Sola Scriptura? July 8, 2007

Although I am a Protestant, I must confess that the idea of ‘sola Scriptura’, of ‘Scripture alone’, doesn’t work. It could perhaps theoretically work in Islam, where one can (assuming one doesn’t take a critical approach to the text) assume the unity of the book as a given. In the case of the Bible, such assumptions are impossible. In order to speak of ‘Scripture’, one has to accept the authority not only of those Jews and Christians who made the decisions about what books would be included in the canon, but also the authority of those who produced the critical editions of the Hebrew and Greek texts and the judgment of the translators.

In order to treat the Bible as ‘inerrant’ one has to attribute inerrancy to not only those who made these judgments, but also to the authors (at least while they were writing). But of course, Protestants have a certain aversion to the idea of church leaders who can make infallible pronouncements but the rest of the time are fallible human beings, so this view shouldn’t appeal to as many Protestants as it apparently does.

Ultimately, one has to attribute inerrancy to someone or something other than God in order to take this sort of view of Scripture. But the real aim is not to connect ourselves with the inerrancy of God, but to be able to claim the inerrancy of our own views about God, claiming that they are just the teachings of the inerrant Scriptures. Any doctrine that ultimately serves the interests of individuals claiming their own certainty must be criticially evaluated.

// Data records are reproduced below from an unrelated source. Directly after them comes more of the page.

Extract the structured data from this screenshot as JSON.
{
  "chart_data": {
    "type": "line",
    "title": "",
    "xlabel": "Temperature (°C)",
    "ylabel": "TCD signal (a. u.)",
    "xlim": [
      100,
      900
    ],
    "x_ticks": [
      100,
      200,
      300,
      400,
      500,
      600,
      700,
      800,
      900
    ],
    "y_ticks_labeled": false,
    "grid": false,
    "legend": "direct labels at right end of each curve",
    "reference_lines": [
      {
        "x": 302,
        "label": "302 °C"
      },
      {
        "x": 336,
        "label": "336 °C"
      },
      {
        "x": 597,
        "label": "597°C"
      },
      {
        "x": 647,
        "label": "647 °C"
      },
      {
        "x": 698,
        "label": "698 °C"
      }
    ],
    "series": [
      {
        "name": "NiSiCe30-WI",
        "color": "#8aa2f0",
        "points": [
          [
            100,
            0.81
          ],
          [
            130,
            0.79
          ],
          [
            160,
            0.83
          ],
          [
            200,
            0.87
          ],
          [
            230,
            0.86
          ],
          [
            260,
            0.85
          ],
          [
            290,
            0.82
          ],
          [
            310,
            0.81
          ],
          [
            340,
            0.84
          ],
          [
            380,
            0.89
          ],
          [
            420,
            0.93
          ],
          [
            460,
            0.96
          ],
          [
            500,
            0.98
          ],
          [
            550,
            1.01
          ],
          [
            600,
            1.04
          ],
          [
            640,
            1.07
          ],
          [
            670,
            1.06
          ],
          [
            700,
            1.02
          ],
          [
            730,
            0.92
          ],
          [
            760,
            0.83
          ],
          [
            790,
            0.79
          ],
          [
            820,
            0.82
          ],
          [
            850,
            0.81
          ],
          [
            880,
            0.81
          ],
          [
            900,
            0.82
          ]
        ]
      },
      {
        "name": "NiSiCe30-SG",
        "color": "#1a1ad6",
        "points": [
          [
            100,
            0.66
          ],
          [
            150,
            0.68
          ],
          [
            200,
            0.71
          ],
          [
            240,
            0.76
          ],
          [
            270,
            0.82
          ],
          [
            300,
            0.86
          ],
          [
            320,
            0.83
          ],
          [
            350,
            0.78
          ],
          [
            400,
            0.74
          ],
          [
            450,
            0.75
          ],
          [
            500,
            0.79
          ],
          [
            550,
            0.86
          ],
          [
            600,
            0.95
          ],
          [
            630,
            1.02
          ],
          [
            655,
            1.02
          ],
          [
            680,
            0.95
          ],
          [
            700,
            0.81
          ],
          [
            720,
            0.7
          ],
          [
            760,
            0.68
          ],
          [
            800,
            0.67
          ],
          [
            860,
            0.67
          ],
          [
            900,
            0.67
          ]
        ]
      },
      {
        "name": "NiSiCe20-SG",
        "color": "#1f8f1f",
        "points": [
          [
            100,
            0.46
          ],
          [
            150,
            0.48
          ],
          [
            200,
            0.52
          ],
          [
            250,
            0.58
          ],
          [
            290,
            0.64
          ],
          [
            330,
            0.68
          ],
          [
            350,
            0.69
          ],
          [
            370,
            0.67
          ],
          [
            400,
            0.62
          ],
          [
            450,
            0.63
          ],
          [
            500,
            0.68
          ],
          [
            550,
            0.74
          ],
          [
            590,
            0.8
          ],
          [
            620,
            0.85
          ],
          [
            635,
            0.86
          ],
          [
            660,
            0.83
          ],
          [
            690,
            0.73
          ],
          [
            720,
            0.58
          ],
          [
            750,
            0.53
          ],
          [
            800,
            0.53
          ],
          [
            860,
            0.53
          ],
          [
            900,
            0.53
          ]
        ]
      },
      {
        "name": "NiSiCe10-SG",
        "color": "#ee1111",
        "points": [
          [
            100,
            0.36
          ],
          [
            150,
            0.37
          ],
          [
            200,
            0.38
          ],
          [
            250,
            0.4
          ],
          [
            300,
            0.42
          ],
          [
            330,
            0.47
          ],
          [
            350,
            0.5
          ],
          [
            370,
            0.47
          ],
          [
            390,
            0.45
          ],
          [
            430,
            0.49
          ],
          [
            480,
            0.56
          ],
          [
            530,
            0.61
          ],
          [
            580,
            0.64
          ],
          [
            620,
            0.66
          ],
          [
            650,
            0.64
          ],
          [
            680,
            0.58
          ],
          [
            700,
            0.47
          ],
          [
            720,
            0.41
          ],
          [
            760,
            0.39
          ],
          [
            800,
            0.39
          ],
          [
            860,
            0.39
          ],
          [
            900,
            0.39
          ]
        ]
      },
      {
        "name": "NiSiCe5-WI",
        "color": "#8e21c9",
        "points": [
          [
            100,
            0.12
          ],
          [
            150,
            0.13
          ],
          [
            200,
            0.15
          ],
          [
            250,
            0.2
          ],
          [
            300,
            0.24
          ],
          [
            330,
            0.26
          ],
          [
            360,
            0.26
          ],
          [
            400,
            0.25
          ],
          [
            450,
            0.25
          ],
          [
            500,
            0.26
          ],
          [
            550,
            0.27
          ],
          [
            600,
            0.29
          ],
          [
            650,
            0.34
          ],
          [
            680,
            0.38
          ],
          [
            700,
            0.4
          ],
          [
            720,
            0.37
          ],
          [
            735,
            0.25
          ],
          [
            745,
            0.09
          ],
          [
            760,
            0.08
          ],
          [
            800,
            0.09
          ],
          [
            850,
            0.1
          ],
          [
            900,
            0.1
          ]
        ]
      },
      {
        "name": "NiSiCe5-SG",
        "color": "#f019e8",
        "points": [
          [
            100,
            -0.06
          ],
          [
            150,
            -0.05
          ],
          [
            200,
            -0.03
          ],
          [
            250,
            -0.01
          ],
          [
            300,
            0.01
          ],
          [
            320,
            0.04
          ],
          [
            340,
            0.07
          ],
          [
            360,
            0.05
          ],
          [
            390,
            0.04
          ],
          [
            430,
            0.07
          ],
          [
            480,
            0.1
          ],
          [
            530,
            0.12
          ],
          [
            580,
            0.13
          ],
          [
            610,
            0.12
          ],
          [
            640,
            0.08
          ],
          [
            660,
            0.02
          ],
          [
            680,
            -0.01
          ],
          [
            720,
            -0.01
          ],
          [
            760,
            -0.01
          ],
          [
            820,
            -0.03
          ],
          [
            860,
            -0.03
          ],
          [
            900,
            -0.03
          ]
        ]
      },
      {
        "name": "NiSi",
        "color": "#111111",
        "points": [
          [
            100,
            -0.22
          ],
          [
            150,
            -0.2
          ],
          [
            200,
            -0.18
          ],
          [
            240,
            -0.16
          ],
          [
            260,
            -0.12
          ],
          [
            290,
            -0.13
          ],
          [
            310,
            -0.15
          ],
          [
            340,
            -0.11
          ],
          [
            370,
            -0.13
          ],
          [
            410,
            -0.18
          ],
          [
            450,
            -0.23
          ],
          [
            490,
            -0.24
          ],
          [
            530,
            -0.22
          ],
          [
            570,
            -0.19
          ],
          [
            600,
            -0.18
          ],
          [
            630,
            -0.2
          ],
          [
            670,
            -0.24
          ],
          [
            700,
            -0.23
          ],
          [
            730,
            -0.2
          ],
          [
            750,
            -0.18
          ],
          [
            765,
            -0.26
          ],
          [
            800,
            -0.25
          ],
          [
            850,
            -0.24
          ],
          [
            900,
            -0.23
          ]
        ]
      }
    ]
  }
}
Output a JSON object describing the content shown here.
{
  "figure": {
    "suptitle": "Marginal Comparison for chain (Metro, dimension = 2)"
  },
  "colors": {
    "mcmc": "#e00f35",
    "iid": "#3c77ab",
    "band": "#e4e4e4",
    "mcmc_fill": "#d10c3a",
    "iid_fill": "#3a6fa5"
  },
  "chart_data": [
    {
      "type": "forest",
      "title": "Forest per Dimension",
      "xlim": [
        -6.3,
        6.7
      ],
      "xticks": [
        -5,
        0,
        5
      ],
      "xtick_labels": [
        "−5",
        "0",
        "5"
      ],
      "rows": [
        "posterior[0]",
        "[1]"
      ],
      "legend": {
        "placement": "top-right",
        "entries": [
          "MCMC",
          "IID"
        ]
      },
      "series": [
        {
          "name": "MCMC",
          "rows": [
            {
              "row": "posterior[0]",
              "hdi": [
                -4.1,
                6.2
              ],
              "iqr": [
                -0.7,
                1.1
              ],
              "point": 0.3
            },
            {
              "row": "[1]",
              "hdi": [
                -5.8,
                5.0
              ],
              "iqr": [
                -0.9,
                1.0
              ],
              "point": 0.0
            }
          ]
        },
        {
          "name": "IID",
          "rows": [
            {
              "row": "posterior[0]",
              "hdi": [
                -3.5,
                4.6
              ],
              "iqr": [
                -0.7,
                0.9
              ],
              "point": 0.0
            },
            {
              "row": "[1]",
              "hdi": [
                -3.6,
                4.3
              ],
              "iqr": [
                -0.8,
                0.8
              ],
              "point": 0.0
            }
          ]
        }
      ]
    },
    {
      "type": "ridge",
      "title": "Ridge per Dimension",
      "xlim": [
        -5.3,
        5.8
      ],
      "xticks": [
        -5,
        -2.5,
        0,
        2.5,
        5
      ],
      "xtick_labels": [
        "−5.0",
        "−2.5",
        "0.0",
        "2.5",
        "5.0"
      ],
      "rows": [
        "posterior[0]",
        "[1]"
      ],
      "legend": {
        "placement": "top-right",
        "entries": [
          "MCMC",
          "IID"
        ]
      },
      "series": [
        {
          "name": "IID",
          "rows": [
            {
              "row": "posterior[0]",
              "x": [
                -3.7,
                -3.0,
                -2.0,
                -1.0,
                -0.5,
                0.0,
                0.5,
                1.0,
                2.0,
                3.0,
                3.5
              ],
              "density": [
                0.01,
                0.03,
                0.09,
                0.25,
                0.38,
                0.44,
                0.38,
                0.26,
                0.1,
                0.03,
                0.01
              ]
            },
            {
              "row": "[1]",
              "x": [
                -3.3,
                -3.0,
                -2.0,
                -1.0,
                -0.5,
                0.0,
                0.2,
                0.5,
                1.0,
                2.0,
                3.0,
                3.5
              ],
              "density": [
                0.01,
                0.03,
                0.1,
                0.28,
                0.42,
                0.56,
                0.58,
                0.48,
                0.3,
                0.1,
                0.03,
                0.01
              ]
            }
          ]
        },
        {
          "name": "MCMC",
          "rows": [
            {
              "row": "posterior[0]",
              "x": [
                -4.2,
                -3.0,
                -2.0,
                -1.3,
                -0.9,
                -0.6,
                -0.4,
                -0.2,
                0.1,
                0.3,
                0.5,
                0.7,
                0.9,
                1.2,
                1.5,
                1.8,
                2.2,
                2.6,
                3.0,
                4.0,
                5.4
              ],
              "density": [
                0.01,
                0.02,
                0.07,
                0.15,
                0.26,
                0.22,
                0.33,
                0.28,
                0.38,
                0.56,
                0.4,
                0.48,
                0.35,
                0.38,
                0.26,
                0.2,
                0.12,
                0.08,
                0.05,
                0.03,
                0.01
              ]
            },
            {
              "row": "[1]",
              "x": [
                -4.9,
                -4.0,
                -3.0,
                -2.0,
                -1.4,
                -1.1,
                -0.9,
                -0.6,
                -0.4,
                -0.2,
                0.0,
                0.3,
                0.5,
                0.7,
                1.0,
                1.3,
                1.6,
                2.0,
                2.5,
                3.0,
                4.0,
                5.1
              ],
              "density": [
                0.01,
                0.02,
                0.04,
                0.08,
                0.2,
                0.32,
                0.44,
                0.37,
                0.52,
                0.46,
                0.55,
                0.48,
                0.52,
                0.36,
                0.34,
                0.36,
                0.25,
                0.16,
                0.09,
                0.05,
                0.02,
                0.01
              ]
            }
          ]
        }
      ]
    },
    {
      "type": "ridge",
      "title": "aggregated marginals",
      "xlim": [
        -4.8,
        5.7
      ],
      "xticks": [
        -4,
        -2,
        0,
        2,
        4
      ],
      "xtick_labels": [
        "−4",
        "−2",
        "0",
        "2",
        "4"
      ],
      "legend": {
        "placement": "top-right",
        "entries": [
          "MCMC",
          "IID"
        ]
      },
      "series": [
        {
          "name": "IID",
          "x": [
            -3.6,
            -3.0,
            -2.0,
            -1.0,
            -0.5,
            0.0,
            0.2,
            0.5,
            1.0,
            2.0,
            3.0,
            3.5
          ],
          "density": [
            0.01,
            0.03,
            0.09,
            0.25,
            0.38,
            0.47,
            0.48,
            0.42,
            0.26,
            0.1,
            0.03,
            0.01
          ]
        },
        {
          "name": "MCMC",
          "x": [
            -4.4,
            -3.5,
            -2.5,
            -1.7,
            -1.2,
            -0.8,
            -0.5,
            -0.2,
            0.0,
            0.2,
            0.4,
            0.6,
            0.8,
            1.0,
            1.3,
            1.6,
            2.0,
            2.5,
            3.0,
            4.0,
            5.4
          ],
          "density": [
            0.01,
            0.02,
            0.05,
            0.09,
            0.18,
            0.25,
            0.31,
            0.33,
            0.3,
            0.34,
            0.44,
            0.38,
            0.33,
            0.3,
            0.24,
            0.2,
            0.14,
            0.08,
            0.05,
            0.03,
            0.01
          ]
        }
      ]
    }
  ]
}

“Sola Scriptura” still has a certain potentially valid meaning – one can still value these writings as our earliest Christian sources. But not studying them critically, or pretending they dropped down from heaven in a single package, is not an option. The time has come for us to stop speaking nonsense in the name of God, and to stop tolerating others who do the same. Those whose views are expressed in the public sphere are open to rational discussion and evaluation – whether they are about science, the environment, the Bible, religion or anything else.